Posted: Sep 27, 2013 10:06 PM by Erin Steuber
Updated: Sep 27, 2013 10:11 PM
A Chicago based rap group is speaking out about the recent controversy surrounding their rap song making an appearance in a Vermillion Parish classroom. As we told you last week a mother was outraged when she saw that her 9-year-old son's homework contained the word "pimp."
It's an incident the superintendent says was contained to just one class at Eaton Park Elementary, but the rap trio, Do or Die, says they're honored their song "Po Pimp" was part of the fourth grade assignment. They have even said they are willing to come speak to the parents, students and staff here in Louisiana.
It's a song that climbed the charts in the mid-90's, but this hit is now the center of controversy in a Vermillion Parish classroom.
"I don't send my son to school to learn these type of life lessons. Especially at the age of nine," said Brittney Badeaux.
Do or Die's chart topper "Po Pimp" was used in reference to rapper Twista on a fourth grader's homework.
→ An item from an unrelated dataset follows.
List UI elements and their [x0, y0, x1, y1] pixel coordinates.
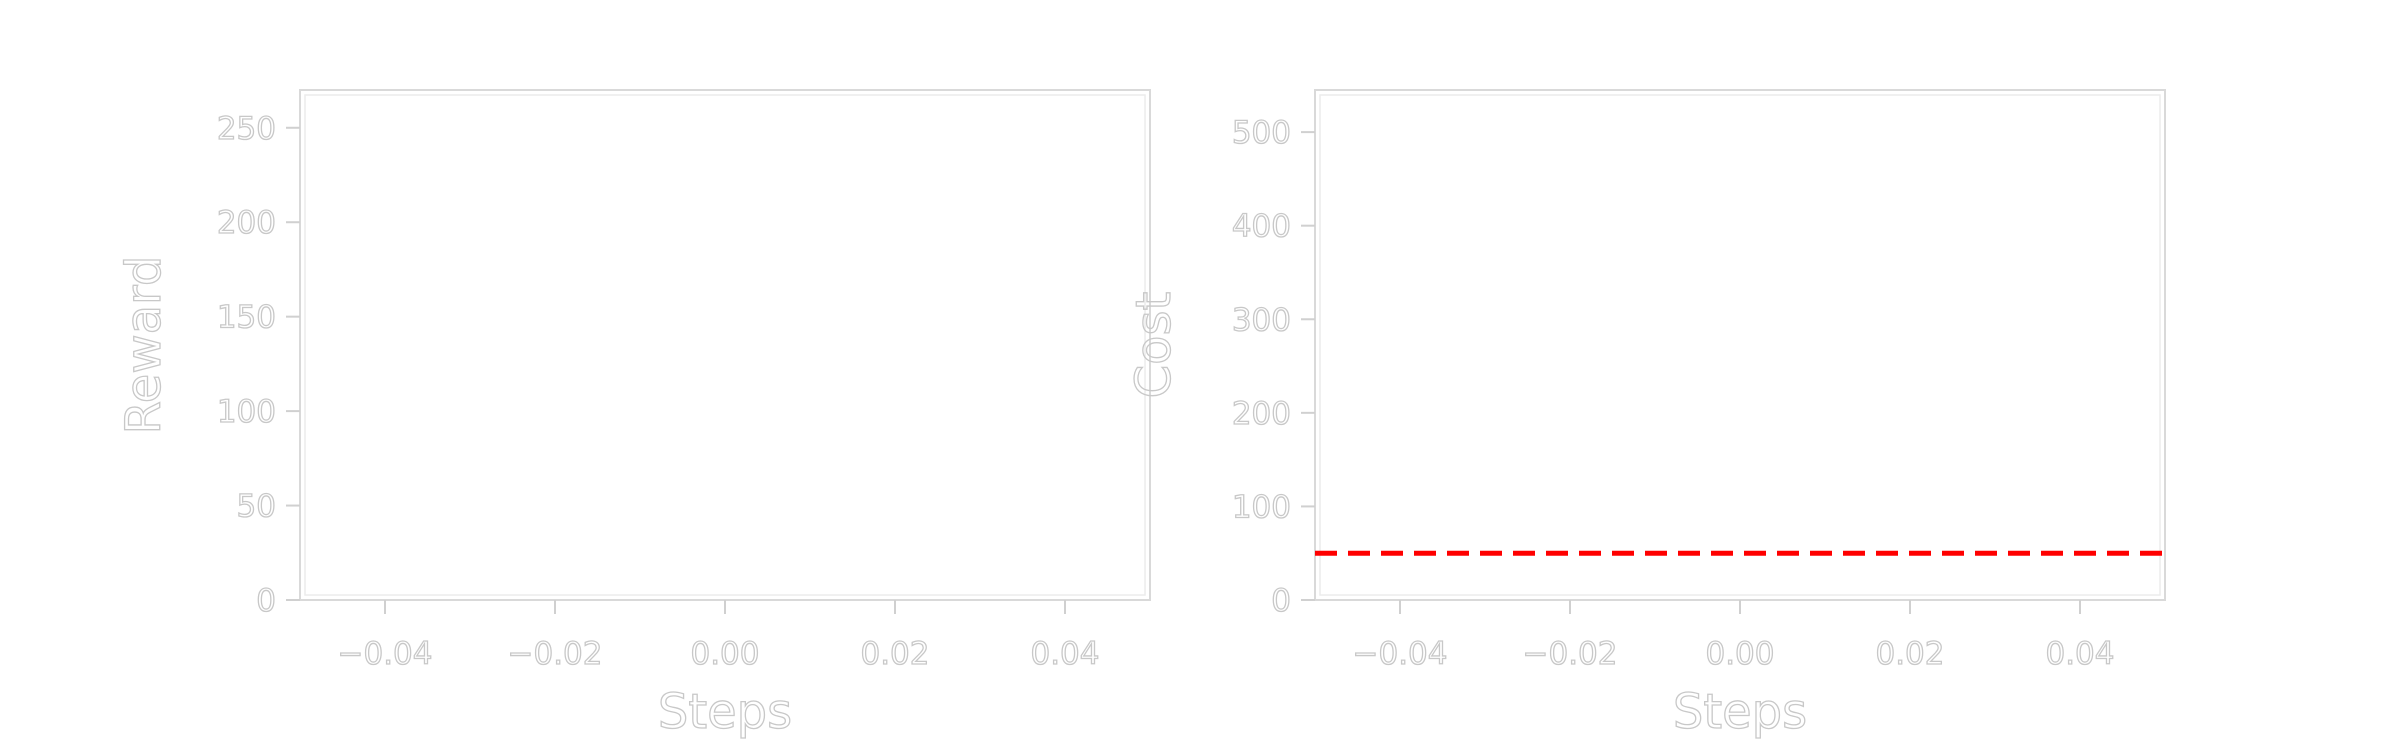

And the rap trio sees nothing wrong with it.
"If my kid came to me and asked me what's a pimp, I'm going to explain that to them," said Rapper AK. "At the end of the day if he knows what it is, or she knows what it is, I did my part. Now they know what it is and they're not ignorant to what a pimp is."
AK says music, in any form, should be used to help educate students, and in the case of their song, "pimp" has another meaning.
"Personally inspiring many people," said AK. "Then beyond that you have all these things saying pimp ride and things of that nature. It wasn't meant to be negative, it was meant to be used in a positive way."
But the district doesn't see it that way, and the worksheet has since been pulled.
"What was sent home was wrong, I admit that," said Vermillion Superintendent Jerome Puyau. "But we give complete autonomy to our teachers, who was going to take the fall? I took the heat but now that is my rock I'm building upon."
"Look at it like this. Yes it's your child and you're supposed to protect them, but don't over protect to the point that they don't understand what's going on around them," said AK.